Coming back here after five months is like re-starting a paused video. When I was in April last, during the war, Kurdistan was silent, nervous and waiting.
Coming back here after five months is like re-starting a paused video. When I was in April last, during the war, Kurdistan was silent, nervous and waiting. Now it is thriving: the traffic noisy and snarled up, the shops full, the pavements crowded. The Kurds are the greatest winners after this war. So far, they are the only real winners.
For a start, they did well out of the carve-up of the new Iraqi government. They have four ministries, including two of the biggest: foreign affairs and the new constitution. They have skillfully managed to remind everyone that they are part of the new Iraq because they want to be, rather than because they have no alternative, yet they have done this with considerable tact.
And because they were separate from Saddam Hussain's Iraq for the 12 years after the 1991 Gulf War, the Kurdish economy was relatively free of the savage UN sanctions and is now in good shape.
Major's gamble
It is worth remembering that the reason Iraqi Kurdistan has been a success is that it was created, not by the US alone, but by the UN. It wasn't even an American idea: it grew out of a brave gamble by John Major. In those days, back in 1991, the US believed that listening to its allies and obtaining international support was something worth doing. The Kurds have been grateful ever since.
Now, their greatest fear is that the violence and instability which seems to be growing in the rest of Iraq will spread northwards. The other day, a car bomb exploded in the centre of Arbil. It was probably planted by Saddam loyalists, but there are those who believe it was an attempt by the militant Kurdish communists, the PKK, to remind everyone that they are still around.

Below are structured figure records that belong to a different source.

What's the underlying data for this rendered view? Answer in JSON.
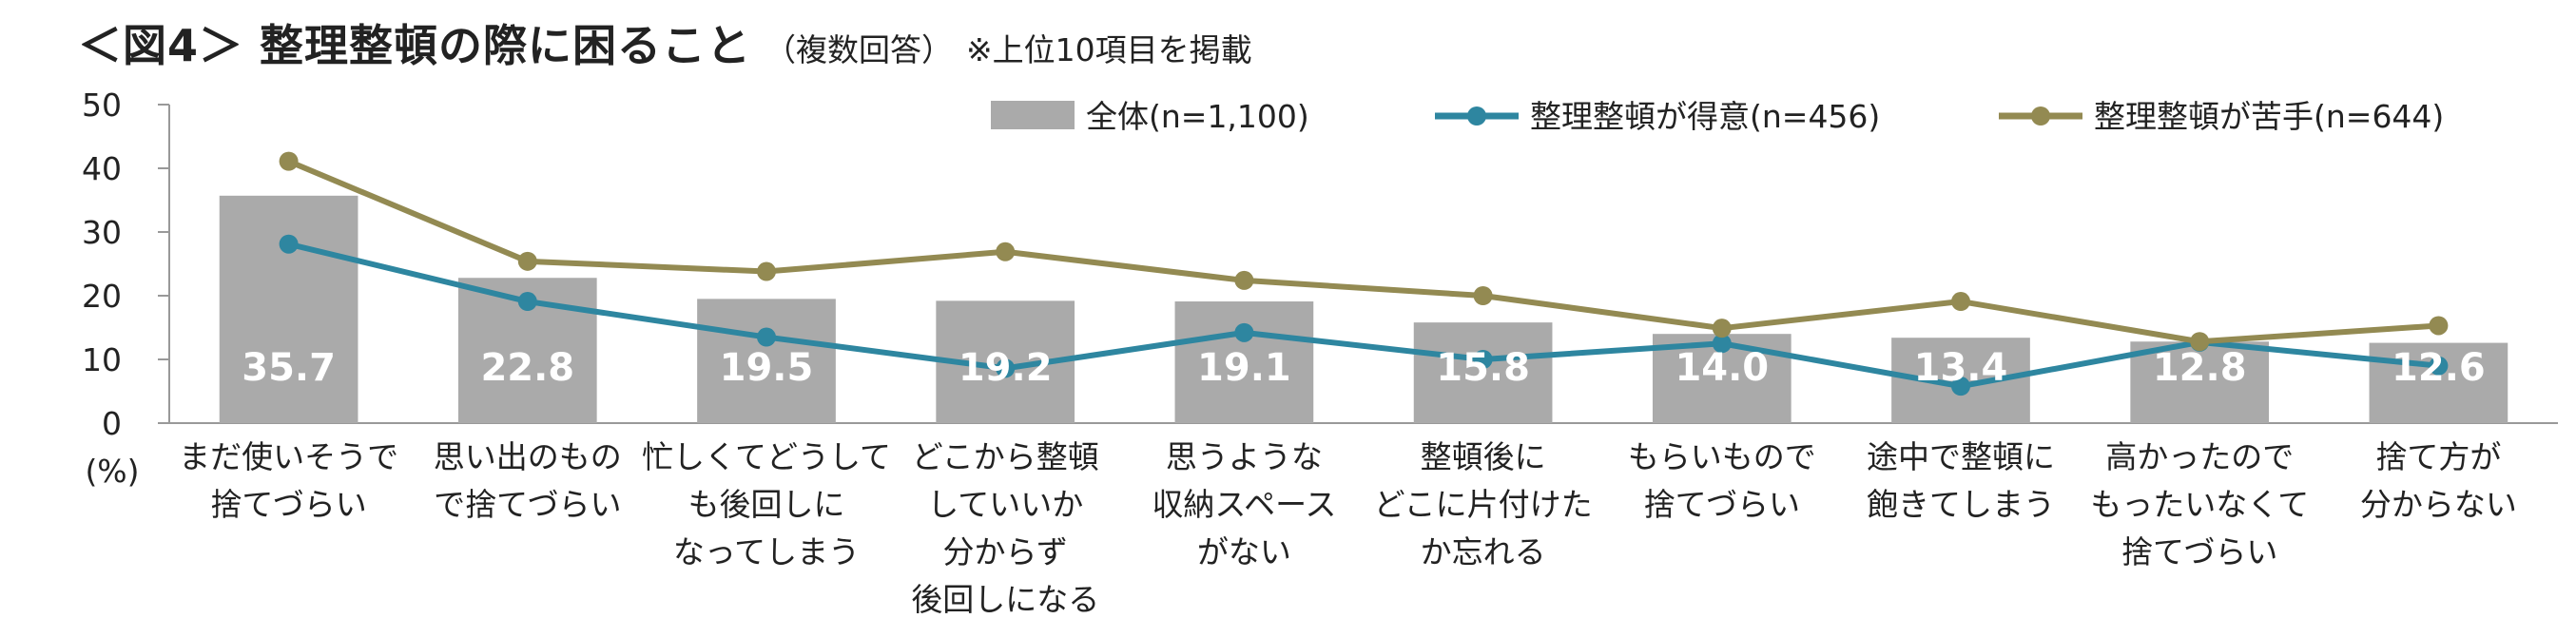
{
  "title": {
    "main": "＜図4＞ 整理整頓の際に困ること",
    "sub": "（複数回答）",
    "note": "※上位10項目を掲載"
  },
  "chart_data": {
    "type": "bar",
    "ylim": [
      0,
      50
    ],
    "yticks": [
      0,
      10,
      20,
      30,
      40,
      50
    ],
    "yunit": "(%)",
    "categories": [
      [
        "まだ使いそうで",
        "捨てづらい"
      ],
      [
        "思い出のもの",
        "で捨てづらい"
      ],
      [
        "忙しくてどうして",
        "も後回しに",
        "なってしまう"
      ],
      [
        "どこから整頓",
        "していいか",
        "分からず",
        "後回しになる"
      ],
      [
        "思うような",
        "収納スペース",
        "がない"
      ],
      [
        "整頓後に",
        "どこに片付けた",
        "か忘れる"
      ],
      [
        "もらいもので",
        "捨てづらい"
      ],
      [
        "途中で整頓に",
        "飽きてしまう"
      ],
      [
        "高かったので",
        "もったいなくて",
        "捨てづらい"
      ],
      [
        "捨て方が",
        "分からない"
      ]
    ],
    "series": [
      {
        "name": "全体(n=1,100)",
        "kind": "bar",
        "color": "#aaaaaa",
        "values": [
          35.7,
          22.8,
          19.5,
          19.2,
          19.1,
          15.8,
          14.0,
          13.4,
          12.8,
          12.6
        ]
      },
      {
        "name": "整理整頓が得意(n=456)",
        "kind": "line",
        "color": "#2e86a0",
        "values": [
          28.1,
          19.1,
          13.5,
          8.6,
          14.2,
          10.0,
          12.5,
          5.8,
          12.7,
          9.0
        ]
      },
      {
        "name": "整理整頓が苦手(n=644)",
        "kind": "line",
        "color": "#938a52",
        "values": [
          41.1,
          25.4,
          23.8,
          26.9,
          22.4,
          20.0,
          14.9,
          19.1,
          12.8,
          15.3
        ]
      }
    ],
    "data_labels": [
      "35.7",
      "22.8",
      "19.5",
      "19.2",
      "19.1",
      "15.8",
      "14.0",
      "13.4",
      "12.8",
      "12.6"
    ],
    "legend_position": "top-right",
    "grid": false
  }
}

The Kurds' success has been based on a policy of unswerving support for whatever the US did in Iraq. During the war the Kurdish forces, with the support of a few hundred American special forces soldiers, defeated 11 Iraqi divisions. Even when an American "friendly fire" attack killed 18 Kurdish soldiers and injured the KDP president's brother and son, there was no complaint, no pressure for an inquiry. The Kurds kept their eyes on the prize a big share in governing the new Iraq.
But this new Iraq is slow in coming. Nearly four months after US President George W. Bush declared the war over, you still can't fly into Baghdad. Driving there from the Jordanian border in the west is regarded by most people as much too dangerous. You can go in from Kuwait, but if you are sensible you will travel in convoy. The violence is becoming greater month by month.

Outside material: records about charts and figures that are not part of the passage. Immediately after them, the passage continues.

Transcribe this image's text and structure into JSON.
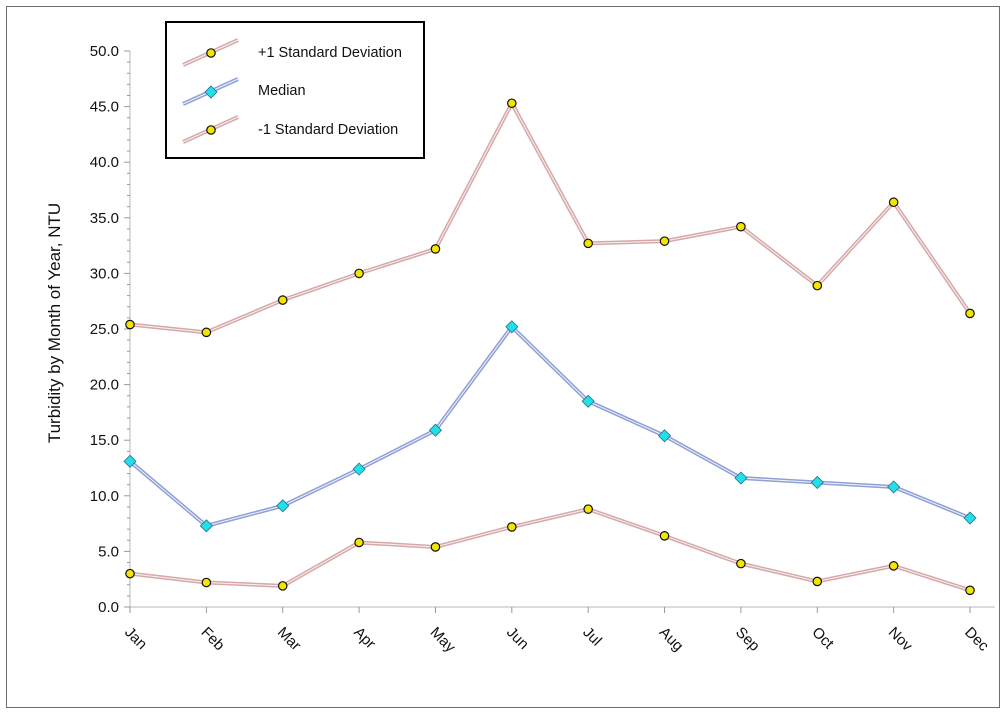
{
  "chart_data": {
    "type": "line",
    "title": "",
    "xlabel": "",
    "ylabel": "Turbidity by Month of Year, NTU",
    "ylim": [
      0,
      50
    ],
    "yticks": [
      "0.0",
      "5.0",
      "10.0",
      "15.0",
      "20.0",
      "25.0",
      "30.0",
      "35.0",
      "40.0",
      "45.0",
      "50.0"
    ],
    "grid": false,
    "legend_position": "top-left",
    "categories": [
      "Jan",
      "Feb",
      "Mar",
      "Apr",
      "May",
      "Jun",
      "Jul",
      "Aug",
      "Sep",
      "Oct",
      "Nov",
      "Dec"
    ],
    "series": [
      {
        "name": "+1 Standard Deviation",
        "line_color": "#d8a8a8",
        "marker_color": "#f2e600",
        "marker": "circle",
        "values": [
          25.4,
          24.7,
          27.6,
          30.0,
          32.2,
          45.3,
          32.7,
          32.9,
          34.2,
          28.9,
          36.4,
          26.4
        ]
      },
      {
        "name": "Median",
        "line_color": "#8fa0d8",
        "marker_color": "#22e0e8",
        "marker": "diamond",
        "values": [
          13.1,
          7.3,
          9.1,
          12.4,
          15.9,
          25.2,
          18.5,
          15.4,
          11.6,
          11.2,
          10.8,
          8.0
        ]
      },
      {
        "name": "-1 Standard Deviation",
        "line_color": "#d8a8a8",
        "marker_color": "#f2e600",
        "marker": "circle",
        "values": [
          3.0,
          2.2,
          1.9,
          5.8,
          5.4,
          7.2,
          8.8,
          6.4,
          3.9,
          2.3,
          3.7,
          1.5
        ]
      }
    ]
  }
}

The immediate response of some American commentators to the surrender of Saddam's defence minister, Gen Sultan Hashim Ahmed, was to suggest that the resistance would now drop; as though an isolated, nervous figure stuck out in the desert somewhere west of Mosul could possibly command the bombers and snipers throughout Iraq.
The uncomfortable fact is that the violence here is self-generating. It arises from the basic strategic error made by the Pentagon before the start of this war.
Since I made the error too, I can understand it better. Donald Rumsfeld, Paul Wolfowitz, Richard Perle and the rest believed that Iraq was longing to be free of Saddam and would welcome the Americans as liberators.
People were indeed longing to be free of him; but after 12 years of savage sanctions they didn't regard the Americans or the British the instigators of those sanctions as their friends. And even now the Americans often behave more like conquerors than liberators.
Looking wider than Iraq, it is hard to see much advantage from this Gulf War. The US has rarely been more divided from its closest friends in Europe and Asia. Many Arabs, and increasing numbers of Muslims in general, regard America as an out-and-out enemy. In fact, the wider fall-out is even worse than the immediate problems of violence inside Iraq itself.
Fear of invasion
Last week it was credibly reported that Saudi Arabia is considering obtaining a nuclear weapon. Iran is already suspected of wanting to become a nuclear power. The US invaded Iraq partly to demonstrate how strong it was; but the unexpected result is that countries such as Iran and Saudi Arabia, which feel they might also be on America's list, now want to have the means to defend themselves.
From the viewpoint of northern Iraq, the entire enterprise does not exactly look like much of a success. Except for what has happened to the Kurds; for them, it has been remarkable. But it seems like a lot of trouble to go to, just to make the Kurds happy.